La intimidad no se alcanza de golpe y porrazo con un extraño, al contrario de lo que nos puedan querer hacer creer las películas. Abrir nuestro corazón al primero que nos cae bien es un deporte de riesgo del que podemos salir muy dañados. La conversación banal es una herramienta ideal para evitar este tipo de desastres y facilitarnos la labor de separar el grano de la paja. No sólo nos facilita un primer contacto socializador, sino que además lo hace de manera progresiva y segura.
Comenzar una tertulia sobre cine, series, música, fútbol, política, paternidad o un larguísimo etcétera implica un intercambio de comunicación estereotipada. Aunque no tanto como las fórmulas rituales, cuyo contenido está totalmente reglamentado: todo el mundo sabe lo que toca decir en una boda, un funeral, una conferencia o una recepción protocolaria y así evita “hacer el ridículo”. Los rituales nos protegen socialmente y nos esconden del escrutinio ajeno. Las charlas superficiales van un paso más allá y nos ofrecen unos cuantos finales posibles; nos dan así cierto grado de libertad para contrastar, opinar o afirmar sin necesidad de exponer tampoco información demasiado personal.

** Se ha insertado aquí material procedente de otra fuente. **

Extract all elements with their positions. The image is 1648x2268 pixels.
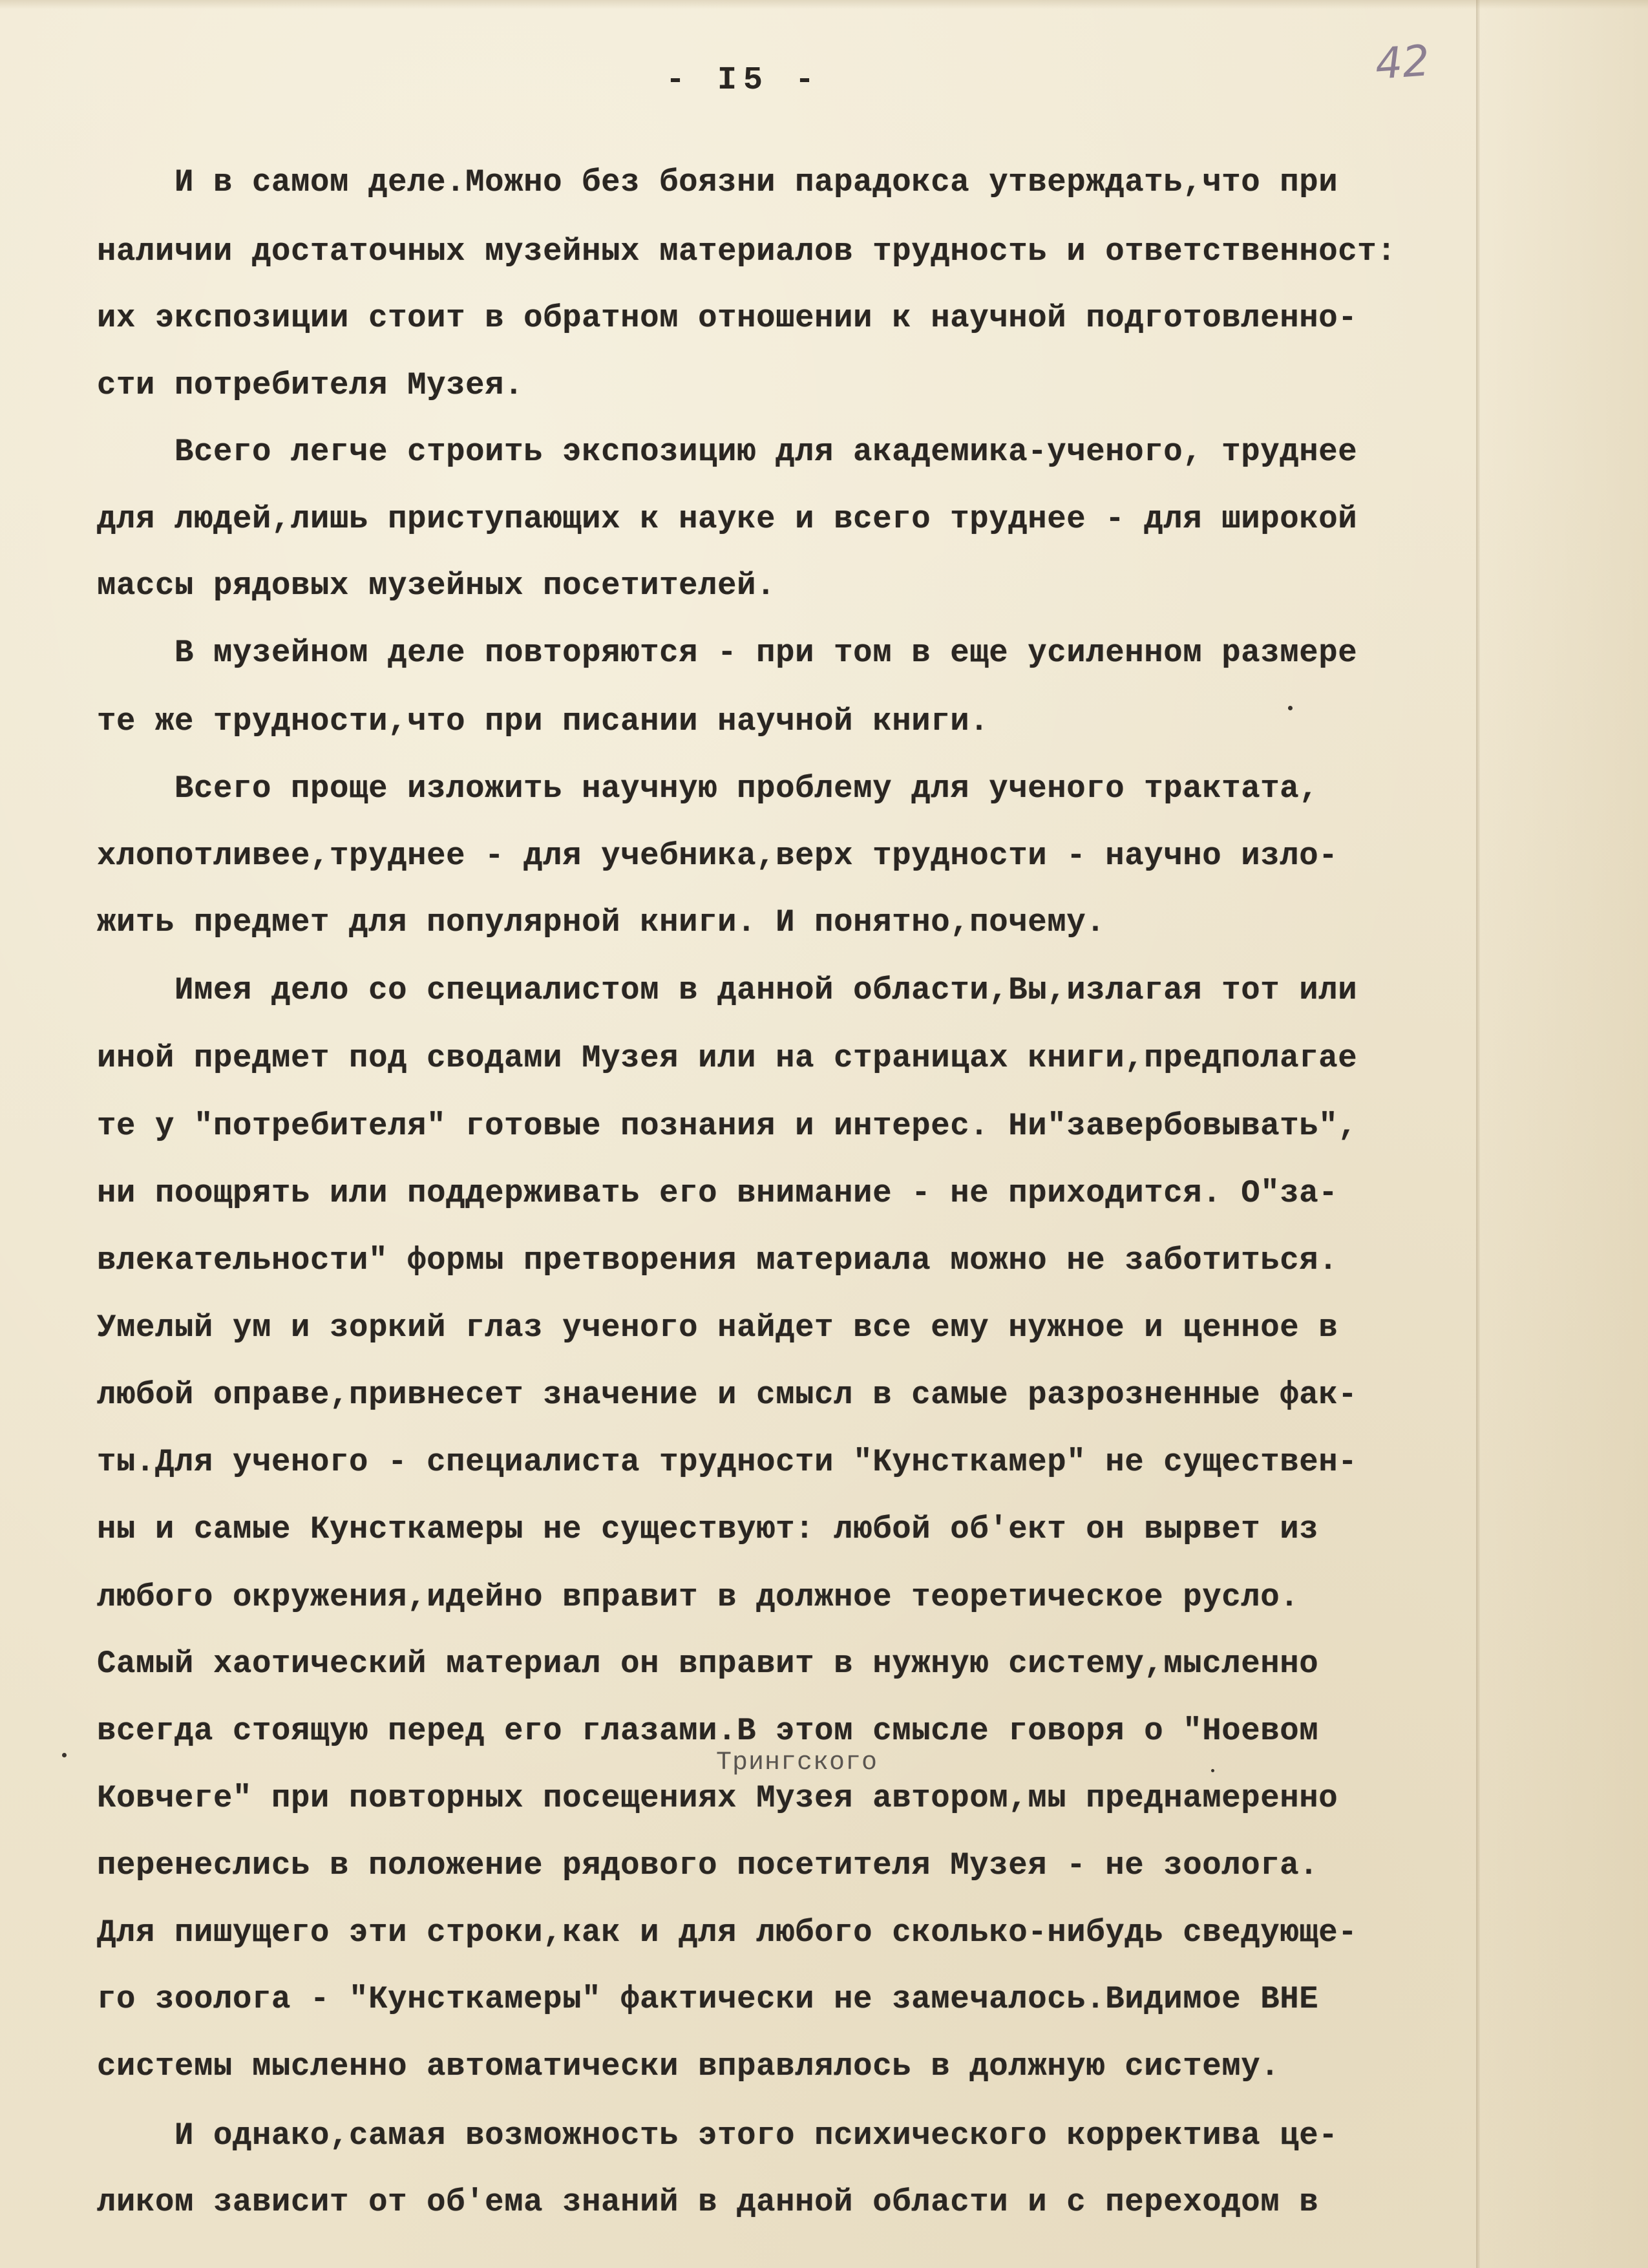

Pero también tienen otra ventaja, y es que al mismo tiempo que guardo la ropa puedo “nadar” y distinguir, de entre mis interlocutores, cuáles son más afines a mi visión del mundo, cuáles tienen puntos de vista originales, diferentes o llamativos y, en definitiva, cuáles pueden resultar buenos candidatos para empezar a cultivar una aproximación más cercana y convertirse en futuras amistades.
Evidentemente todo este proceso requiere de eso que nos han repetido tantas veces que es oro, que está limitado y que tenemos que rebañar al minuto: de tiempo. Y paciencia. Cuanto más invirtamos en fomentar el contacto con otras personas, más información iremos percibiendo y mejor podremos escoger quién podría ser un buen amigo o quizá algo más. Podemos ir abriéndonos a un ritmo más lento y minimizar el riesgo de sufrir un daño emocional. Claro que es un camino más largo, pero el beneficio final compensa la inversión; pocos factores de apoyo psicológico son tan positivos como una sólida red de amistades. Pretender desviarnos por atajos y saltarnos etapas nos conduce a situaciones dolorosas y chocantes, cuando exponemos intimidad a quien no estamos seguros de que la vaya a tratar con el cuidado que requiere.